Moreover, the Iranian Mullahs would have looked at the collapse of the regimes in those three nations and at the survival, against greater odds, of the North Korean regime, and made the obvious conclusion that having nuclear weapons was the difference. Likely their overwhelming motivation for having such a program.
For those who would argue that Israel and the West have thus created their own problem in Iran it should be pointed out that this logic goes both ways; which is to say that if Jimmy Carter had not got in the way in 1994 Bill Clinton would likely have bombed the North Korean nuclear sites. Instead we got another decade of the familiar bullshit of international “agreements” and IAEA inspectors that ended with the Norks exploding their first bomb in 2006, plus having the ballistic missiles to deliver a warhead.

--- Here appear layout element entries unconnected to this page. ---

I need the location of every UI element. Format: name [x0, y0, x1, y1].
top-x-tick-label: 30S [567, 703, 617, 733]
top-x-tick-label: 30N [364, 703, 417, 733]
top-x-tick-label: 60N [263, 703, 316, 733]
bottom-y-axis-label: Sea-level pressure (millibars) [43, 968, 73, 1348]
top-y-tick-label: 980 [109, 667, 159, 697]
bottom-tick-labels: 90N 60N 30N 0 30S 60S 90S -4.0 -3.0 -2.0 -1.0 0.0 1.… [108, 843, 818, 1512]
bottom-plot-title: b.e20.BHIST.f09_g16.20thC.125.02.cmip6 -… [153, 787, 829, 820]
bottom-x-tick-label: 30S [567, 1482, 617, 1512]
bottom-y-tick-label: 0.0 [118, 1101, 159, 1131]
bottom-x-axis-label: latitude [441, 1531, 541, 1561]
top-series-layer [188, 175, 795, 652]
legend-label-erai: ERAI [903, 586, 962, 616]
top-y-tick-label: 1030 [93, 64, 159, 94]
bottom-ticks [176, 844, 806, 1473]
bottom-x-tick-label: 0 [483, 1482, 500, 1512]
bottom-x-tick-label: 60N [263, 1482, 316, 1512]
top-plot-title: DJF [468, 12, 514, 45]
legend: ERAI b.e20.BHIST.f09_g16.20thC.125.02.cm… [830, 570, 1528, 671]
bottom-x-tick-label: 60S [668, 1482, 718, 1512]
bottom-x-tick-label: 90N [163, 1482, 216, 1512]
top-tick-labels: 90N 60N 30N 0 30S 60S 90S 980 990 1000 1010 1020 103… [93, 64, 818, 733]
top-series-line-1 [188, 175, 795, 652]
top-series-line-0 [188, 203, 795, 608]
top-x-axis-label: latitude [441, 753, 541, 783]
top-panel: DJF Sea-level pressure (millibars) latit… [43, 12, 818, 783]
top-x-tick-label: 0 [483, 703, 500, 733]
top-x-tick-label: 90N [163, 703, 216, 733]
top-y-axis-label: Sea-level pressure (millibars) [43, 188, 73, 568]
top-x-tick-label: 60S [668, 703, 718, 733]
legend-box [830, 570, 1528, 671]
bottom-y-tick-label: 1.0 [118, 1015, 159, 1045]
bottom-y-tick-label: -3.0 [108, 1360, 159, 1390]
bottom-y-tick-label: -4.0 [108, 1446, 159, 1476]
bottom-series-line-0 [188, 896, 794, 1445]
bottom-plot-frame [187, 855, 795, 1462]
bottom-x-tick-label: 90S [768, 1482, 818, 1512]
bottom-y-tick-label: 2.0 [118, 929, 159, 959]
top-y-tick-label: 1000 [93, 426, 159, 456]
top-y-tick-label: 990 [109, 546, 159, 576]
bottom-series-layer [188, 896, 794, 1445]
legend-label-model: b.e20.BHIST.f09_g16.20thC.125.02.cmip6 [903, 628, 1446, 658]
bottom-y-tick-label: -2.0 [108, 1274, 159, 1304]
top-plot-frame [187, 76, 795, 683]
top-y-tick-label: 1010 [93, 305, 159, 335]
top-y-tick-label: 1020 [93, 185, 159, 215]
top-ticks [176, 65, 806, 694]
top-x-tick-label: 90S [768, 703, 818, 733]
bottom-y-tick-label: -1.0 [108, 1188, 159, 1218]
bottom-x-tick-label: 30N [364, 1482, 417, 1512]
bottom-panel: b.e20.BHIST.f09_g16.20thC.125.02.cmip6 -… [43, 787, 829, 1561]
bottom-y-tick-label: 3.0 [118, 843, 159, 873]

Reading the timeline of all this is to see an advance copy of Iran’s approach.
But with at least two of those nations, Iraq and Syria, something is being forgotten, which is that it’s not always about the USA and the Big Powers. It’s about nukes and Israel – the Begin Doctrine – and in Israel that has had bipartisan support for decades now:
We chose this moment: now, not later, because later may be too late, perhaps forever. And if we stood by idly, two, three years, at the most four years, and Saddam Hussein would have produced his three, four, five bombs. … Then, this country and this people would have been lost, after the Holocaust. Another Holocaust would have happened in the history of the Jewish people. Never again, never again! Tell so your friends, tell anyone you meet, we shall defend our people with all the means at our disposal. We shall not allow any enemy to develop weapons of mass destruction turned against us.
…
This attack will be a precedent for every future government in Israel. … Every future Israeli prime minister will act, in similar circumstances, in the same way.
That’s Israeli Prime Minister Menachem Begin (quite the terrorist himself) speaking at the UN after Israel had bombed a nuclear reactor in Saddam Hussein’s Iraq in 1981.
It was called Operation Orchid, an attack on the Osirak nuclear reactor in Iraq. The French, who helped him build it, were pissed, as were even Reagan and Thatcher. But after Desert Storm in 1991, when inspectors went in and discovered the extent of Saddam’s new nuclear program (which embarrassed the CIA, who were clueless about it), a former Reagan advisor, Dick Cheney acknowledged that it was an “outstanding” Israeli operation that had made the US’s “job much easier in Desert Storm.”
It should be noted that Iran did not protest the attack, which isn’t a surprise since they’d attacked Osirak in 1980.
Then, on 2007, Israel destroyed another reactor being built, this time in Syria, where satellite photos showed something that looked like an exact copy of a North Korean reactor (which also explained the otherwise strange traffic of scientists and engineers between the two nations). Notably, the only nation that protested the attack was … North Korea. Even the Syrians said nothing and simply bulldozed the site. The Israelis said almost nothing about it for years.
The Jews were right both times. They’re right again here in the case of Iran.